Even after 20 years of its initial description by Dote [7], TTC is still a mysterious disease. Several evidences, however, suggest that TTC is sustained by a common pathophysiological mechanism represented by coronary micro vascular vasoconstriction. The condition of coronary micro vascular dysfunction is consistent with the myocardial stunning that characterizes the disease, as evident by the transient nature of contractile dysfunction and the mild cardiac enzyme release, and with the multi territorial distribution of contractile dysfunction.

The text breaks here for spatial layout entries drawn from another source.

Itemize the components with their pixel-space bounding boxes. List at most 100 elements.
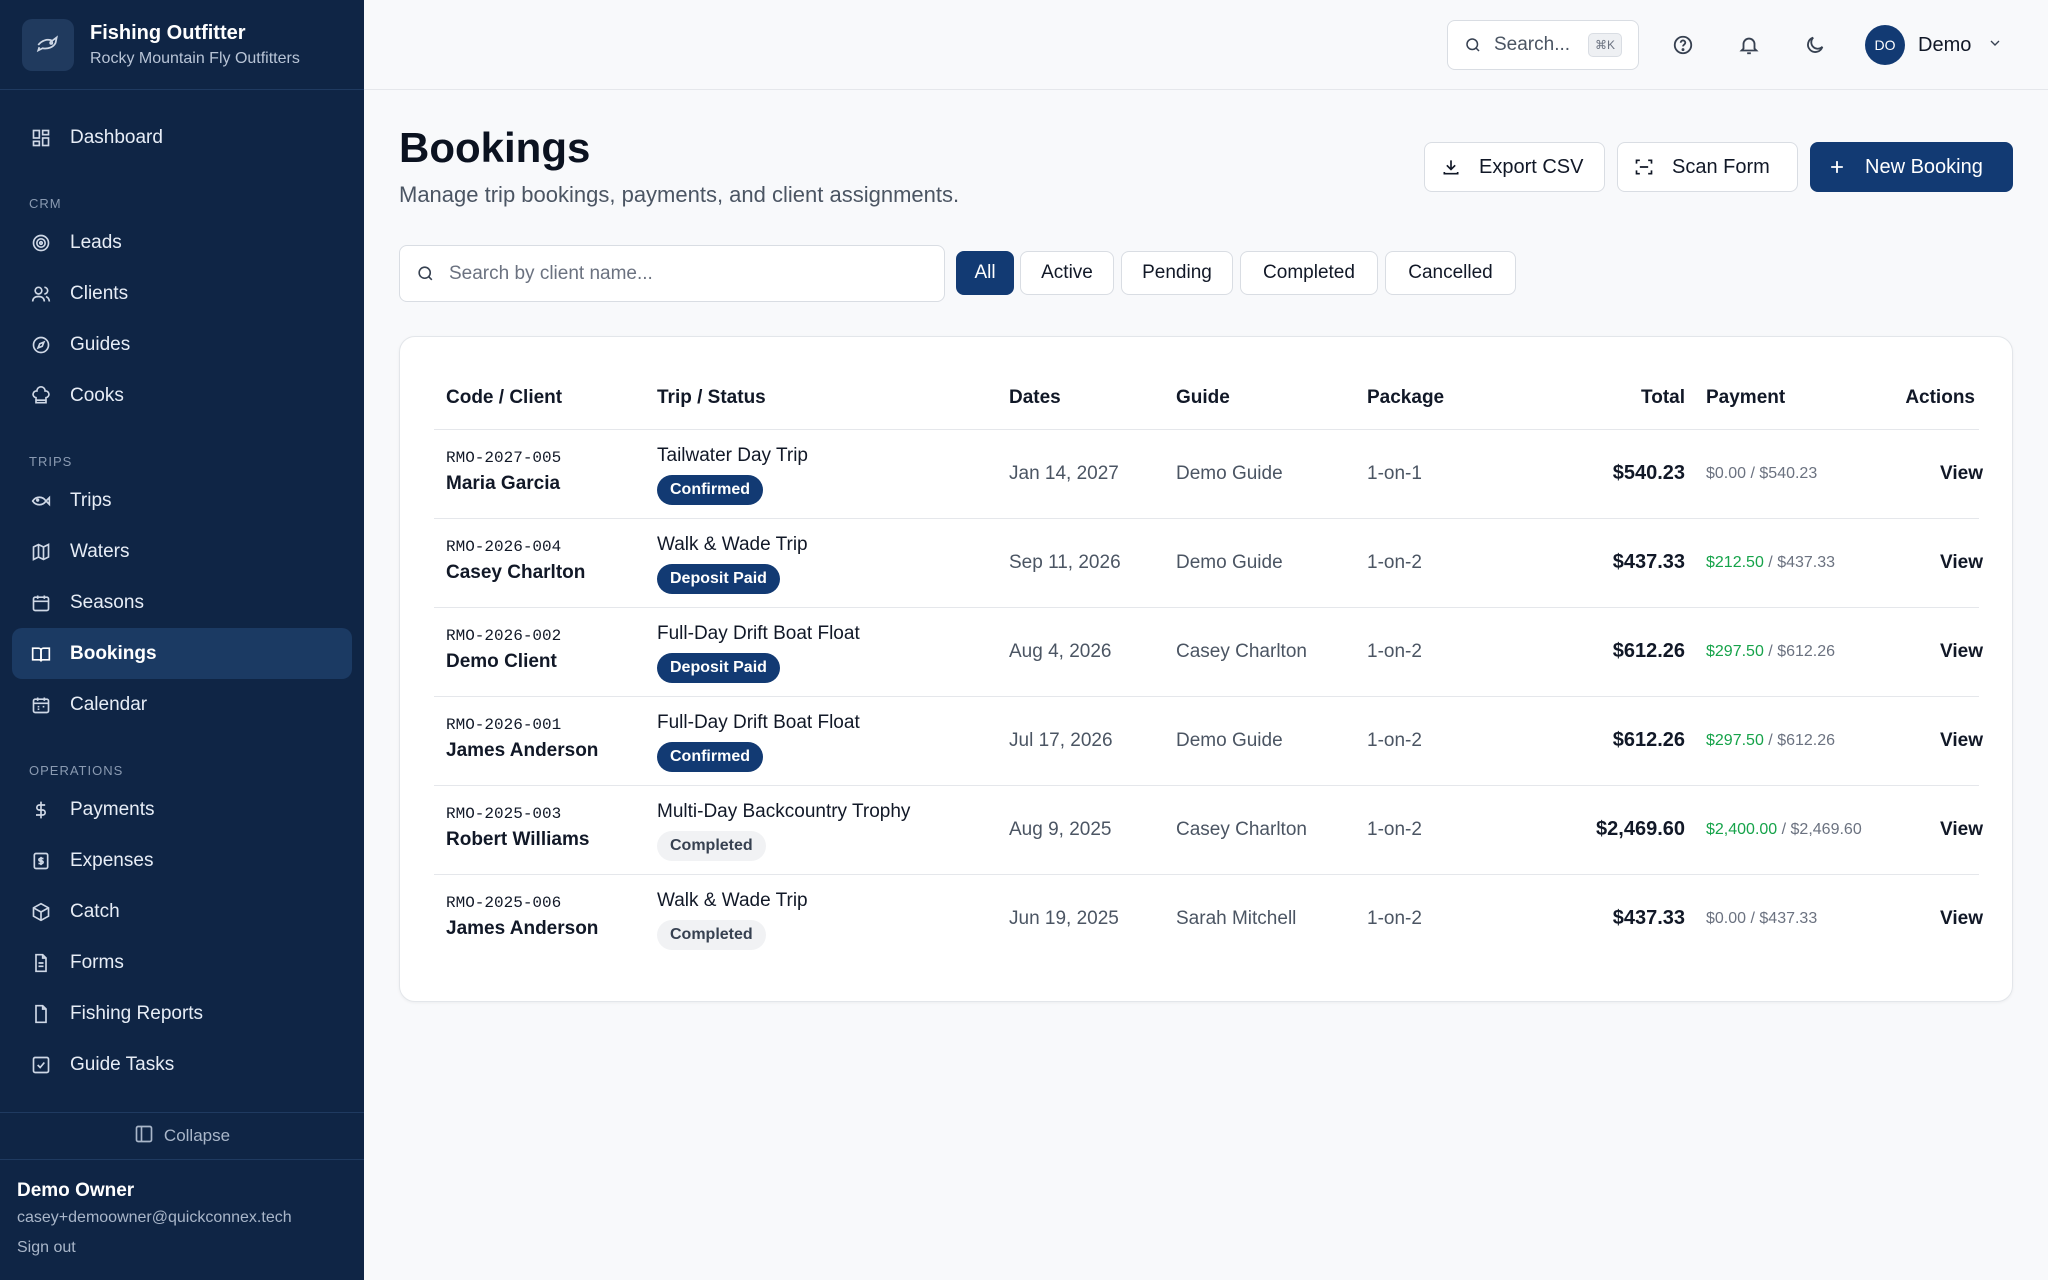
view-button[interactable]: View	[1909, 641, 1983, 663]
sidebar-item-catch[interactable]: Catch	[12, 886, 352, 937]
sidebar-item-label: Dashboard	[70, 126, 163, 148]
export-csv-button[interactable]: Export CSV	[1424, 142, 1605, 192]
table-row[interactable]: RMO-2025-003 Robert Williams Multi-Day Bac…	[434, 786, 1983, 875]
box-icon	[30, 901, 52, 923]
trip-name: Multi-Day Backcountry Trophy	[657, 801, 911, 822]
moon-icon[interactable]	[1798, 28, 1832, 62]
sidebar-item-guide-tasks[interactable]: Guide Tasks	[12, 1039, 352, 1090]
sidebar-item-cooks[interactable]: Cooks	[12, 370, 352, 421]
target-icon	[30, 232, 52, 254]
sign-out-link[interactable]: Sign out	[17, 1239, 347, 1257]
view-button[interactable]: View	[1909, 552, 1983, 574]
map-icon	[30, 541, 52, 563]
table-row[interactable]: RMO-2027-005 Maria Garcia Tailwater Day Tr…	[434, 430, 1983, 519]
global-search-input[interactable]: Search... ⌘K	[1447, 20, 1639, 70]
sidebar-item-payments[interactable]: Payments	[12, 784, 352, 835]
new-booking-button[interactable]: New Booking	[1810, 142, 2013, 192]
booking-code: RMO-2025-003	[446, 805, 562, 823]
booking-date: Jul 17, 2026	[1009, 730, 1113, 751]
column-header-payment: Payment	[1706, 387, 1786, 408]
filter-chip-completed[interactable]: Completed	[1240, 251, 1378, 295]
payment-status: $0.00 / $437.33	[1706, 910, 1817, 928]
fish-logo-icon	[22, 18, 74, 71]
code-client-cell: RMO-2027-005 Maria Garcia	[446, 449, 561, 495]
sidebar-item-forms[interactable]: Forms	[12, 937, 352, 988]
sidebar-item-label: Waters	[70, 540, 130, 562]
filter-chip-active[interactable]: Active	[1020, 251, 1114, 295]
column-header-dates: Dates	[1009, 387, 1061, 408]
booking-date: Jun 19, 2025	[1009, 908, 1119, 929]
collapse-sidebar-button[interactable]: Collapse	[0, 1112, 364, 1160]
sidebar-item-trips[interactable]: Trips	[12, 475, 352, 526]
collapse-label: Collapse	[163, 1126, 231, 1145]
booking-code: RMO-2026-001	[446, 716, 562, 734]
table-row[interactable]: RMO-2026-004 Casey Charlton Walk & Wade Tr…	[434, 519, 1983, 608]
guide-name: Sarah Mitchell	[1176, 908, 1297, 929]
sidebar-item-calendar[interactable]: Calendar	[12, 679, 352, 730]
filter-chip-all[interactable]: All	[956, 251, 1014, 295]
bell-icon[interactable]	[1732, 28, 1766, 62]
user-email: casey+demoowner@quickconnex.tech	[17, 1209, 292, 1226]
table-row[interactable]: RMO-2025-006 James Anderson Walk & Wade Tr…	[434, 875, 1983, 964]
filter-chip-pending[interactable]: Pending	[1121, 251, 1233, 295]
client-name: James Anderson	[446, 740, 599, 761]
sidebar-item-label: Trips	[70, 489, 112, 511]
users-icon	[30, 283, 52, 305]
sidebar-item-leads[interactable]: Leads	[12, 217, 352, 268]
amount-paid: $212.50	[1706, 554, 1764, 571]
trip-status-cell: Tailwater Day Trip Confirmed	[657, 445, 808, 505]
view-button[interactable]: View	[1909, 730, 1983, 752]
brand-title: Fishing Outfitter	[90, 21, 246, 44]
status-badge: Completed	[657, 920, 766, 950]
file-icon	[30, 1003, 52, 1025]
user-menu[interactable]: DO Demo	[1865, 25, 2003, 65]
brand-subtitle: Rocky Mountain Fly Outfitters	[90, 49, 300, 67]
client-search-placeholder: Search by client name...	[449, 262, 653, 284]
sidebar-item-waters[interactable]: Waters	[12, 526, 352, 577]
table-row[interactable]: RMO-2026-001 James Anderson Full-Day Drift…	[434, 697, 1983, 786]
guide-name: Casey Charlton	[1176, 819, 1307, 840]
status-badge: Deposit Paid	[657, 564, 780, 594]
booking-total: $612.26	[1612, 729, 1685, 751]
help-icon[interactable]	[1666, 28, 1700, 62]
file-text-icon	[30, 952, 52, 974]
booking-code: RMO-2027-005	[446, 449, 562, 467]
trip-status-cell: Full-Day Drift Boat Float Confirmed	[657, 712, 860, 772]
sidebar-item-guides[interactable]: Guides	[12, 319, 352, 370]
scan-icon	[1634, 157, 1654, 177]
sidebar-item-expenses[interactable]: Expenses	[12, 835, 352, 886]
global-search-placeholder: Search...	[1494, 34, 1571, 55]
code-client-cell: RMO-2026-004 Casey Charlton	[446, 538, 585, 584]
booking-total: $437.33	[1612, 551, 1685, 573]
trip-status-cell: Full-Day Drift Boat Float Deposit Paid	[657, 623, 860, 683]
status-badge: Confirmed	[657, 475, 763, 505]
status-badge: Confirmed	[657, 742, 763, 772]
sidebar-item-fishing-reports[interactable]: Fishing Reports	[12, 988, 352, 1039]
sidebar-item-label: Leads	[70, 231, 122, 253]
sidebar-item-dashboard[interactable]: Dashboard	[12, 112, 352, 163]
code-client-cell: RMO-2026-002 Demo Client	[446, 627, 561, 673]
client-search-input[interactable]: Search by client name...	[399, 245, 945, 302]
column-header-trip-status: Trip / Status	[657, 387, 766, 408]
booking-code: RMO-2025-006	[446, 894, 562, 912]
scan-form-button[interactable]: Scan Form	[1617, 142, 1798, 192]
booking-total: $540.23	[1612, 462, 1685, 484]
page-title: Bookings	[399, 124, 591, 171]
filter-chip-cancelled[interactable]: Cancelled	[1385, 251, 1516, 295]
trip-name: Full-Day Drift Boat Float	[657, 623, 860, 644]
view-button[interactable]: View	[1909, 463, 1983, 485]
download-icon	[1441, 157, 1461, 177]
code-client-cell: RMO-2025-003 Robert Williams	[446, 805, 589, 851]
sidebar-item-seasons[interactable]: Seasons	[12, 577, 352, 628]
sidebar-item-label: Catch	[70, 900, 120, 922]
view-button[interactable]: View	[1909, 908, 1983, 930]
sidebar-user: Demo Owner casey+demoowner@quickconnex.t…	[0, 1160, 364, 1277]
sidebar: Fishing Outfitter Rocky Mountain Fly Out…	[0, 0, 364, 1280]
sidebar-item-clients[interactable]: Clients	[12, 268, 352, 319]
sidebar-item-bookings[interactable]: Bookings	[12, 628, 352, 679]
fish-icon	[30, 490, 52, 512]
table-row[interactable]: RMO-2026-002 Demo Client Full-Day Drift Bo…	[434, 608, 1983, 697]
sidebar-item-label: Calendar	[70, 693, 148, 715]
page-subtitle: Manage trip bookings, payments, and clie…	[399, 182, 960, 207]
view-button[interactable]: View	[1909, 819, 1983, 841]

The condition of CMD is also consistent with the hypothesis of catecholamine toxicity, which may directly induce micro vascular spasm. In addition, endothelial dysfunction or a higher susceptibility to catecholamineinduced micro vascular vasoconstriction due to estrogen depletion may play a determinant role. If the pathophysiological mechanism is clarified, on the other hand the search for TTC etiology has to go on. With this regard, in order to expand therapeutically options and improve prognosis by preventing TTC relapses, clinicians must be encouraged to try to identify the correct etiology each time they have to face a TTC patient.